For the avoidance of doubt, this Section 6(b) does not affect any right the Licensor may have to seek remedies for Your violations of this Public License.

c. For the avoidance of doubt, the Licensor may also offer the Licensed Material under separate terms or conditions or stop distributing the Licensed Material at any time; however, doing so will not terminate this Public License.

d. Sections 1, 5, 6, 7, and 8 survive termination of this Public License.

Section 7 -- Other Terms and Conditions.

a. The Licensor shall not be bound by any additional or different terms or conditions communicated by You unless expressly agreed.

b. Any arrangements, understandings, or agreements regarding the Licensed Material not stated herein are separate from and independent of the terms and conditions of this Public License.

Section 8 -- Interpretation.

a. For the avoidance of doubt, this Public License does not, and shall not be interpreted to, reduce, limit, restrict, or impose conditions on any use of the Licensed Material that could lawfully be made without permission under this Public License.

b. To the extent possible, if any provision of this Public License is deemed unenforceable, it shall be automatically reformed to the minimum extent necessary to make it enforceable. If the provision cannot be reformed, it shall be severed from this Public License without affecting the enforceability of the remaining terms and conditions.

c. No term or condition of this Public License will be waived and no failure to comply consented to unless expressly agreed to by the Licensor.

d. Nothing in this Public License constitutes or may be interpreted as a limitation upon, or waiver of, any privileges and immunities that apply to the Licensor or You, including from the legal processes of any jurisdiction or authority.

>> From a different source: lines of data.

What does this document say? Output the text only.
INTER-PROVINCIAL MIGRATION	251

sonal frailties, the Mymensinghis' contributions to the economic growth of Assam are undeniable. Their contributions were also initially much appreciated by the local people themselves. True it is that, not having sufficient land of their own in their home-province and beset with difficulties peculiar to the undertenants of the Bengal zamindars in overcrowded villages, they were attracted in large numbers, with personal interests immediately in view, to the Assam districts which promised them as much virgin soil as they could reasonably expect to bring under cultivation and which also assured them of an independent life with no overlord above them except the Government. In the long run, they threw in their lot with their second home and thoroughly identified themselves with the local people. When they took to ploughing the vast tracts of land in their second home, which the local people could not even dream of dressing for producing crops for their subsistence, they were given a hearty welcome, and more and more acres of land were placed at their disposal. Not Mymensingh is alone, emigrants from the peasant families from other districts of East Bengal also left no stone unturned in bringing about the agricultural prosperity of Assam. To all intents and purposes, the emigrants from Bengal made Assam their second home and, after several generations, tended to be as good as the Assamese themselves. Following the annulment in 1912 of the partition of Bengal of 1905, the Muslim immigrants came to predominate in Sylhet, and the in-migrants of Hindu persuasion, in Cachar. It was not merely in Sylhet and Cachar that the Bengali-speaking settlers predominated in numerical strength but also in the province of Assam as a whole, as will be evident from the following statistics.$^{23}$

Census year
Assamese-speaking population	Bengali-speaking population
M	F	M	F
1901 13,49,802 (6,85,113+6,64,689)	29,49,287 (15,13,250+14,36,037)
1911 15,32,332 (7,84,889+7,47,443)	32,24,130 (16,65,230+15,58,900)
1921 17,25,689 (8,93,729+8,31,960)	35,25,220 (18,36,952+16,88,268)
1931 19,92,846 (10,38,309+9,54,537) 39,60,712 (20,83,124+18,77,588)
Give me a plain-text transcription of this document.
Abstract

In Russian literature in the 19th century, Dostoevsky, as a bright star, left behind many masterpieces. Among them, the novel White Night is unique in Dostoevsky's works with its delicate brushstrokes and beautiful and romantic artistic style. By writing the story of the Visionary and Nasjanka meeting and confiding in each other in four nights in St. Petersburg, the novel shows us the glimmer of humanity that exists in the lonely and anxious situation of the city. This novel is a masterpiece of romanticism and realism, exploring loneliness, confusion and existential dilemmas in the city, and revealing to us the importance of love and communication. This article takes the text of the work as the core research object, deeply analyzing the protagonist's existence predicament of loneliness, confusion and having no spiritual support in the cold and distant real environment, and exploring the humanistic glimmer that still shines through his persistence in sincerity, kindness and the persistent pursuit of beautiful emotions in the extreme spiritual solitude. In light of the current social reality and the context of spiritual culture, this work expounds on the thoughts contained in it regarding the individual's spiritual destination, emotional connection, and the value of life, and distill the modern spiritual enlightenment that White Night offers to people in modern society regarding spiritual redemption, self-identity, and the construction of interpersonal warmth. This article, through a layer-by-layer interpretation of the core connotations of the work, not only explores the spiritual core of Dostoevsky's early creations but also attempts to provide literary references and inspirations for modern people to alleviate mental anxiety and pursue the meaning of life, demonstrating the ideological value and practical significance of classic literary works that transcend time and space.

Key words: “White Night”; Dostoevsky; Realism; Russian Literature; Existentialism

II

Creative Commons is not a party to its public licenses. Notwithstanding, Creative Commons may elect to apply one of its public licenses to material it publishes and in those instances will be considered the “Licensor.” The text of the Creative Commons public licenses is dedicated to the public domain under the CC0 Public Domain Dedication. Except for the limited purpose of indicating that material is shared under a Creative Commons public license or as otherwise permitted by the Creative Commons policies published at creativecommons.org/policies, Creative Commons does not authorize the use of the trademark "Creative Commons" or any other trademark or logo of Creative Commons without its prior written consent including, without limitation, in connection with any unauthorized modifications to any of its public licenses or any other arrangements, understandings, or agreements concerning use of licensed material. For the avoidance of doubt, this paragraph does not form part of the public licenses.

Creative Commons may be contacted at creativecommons.org.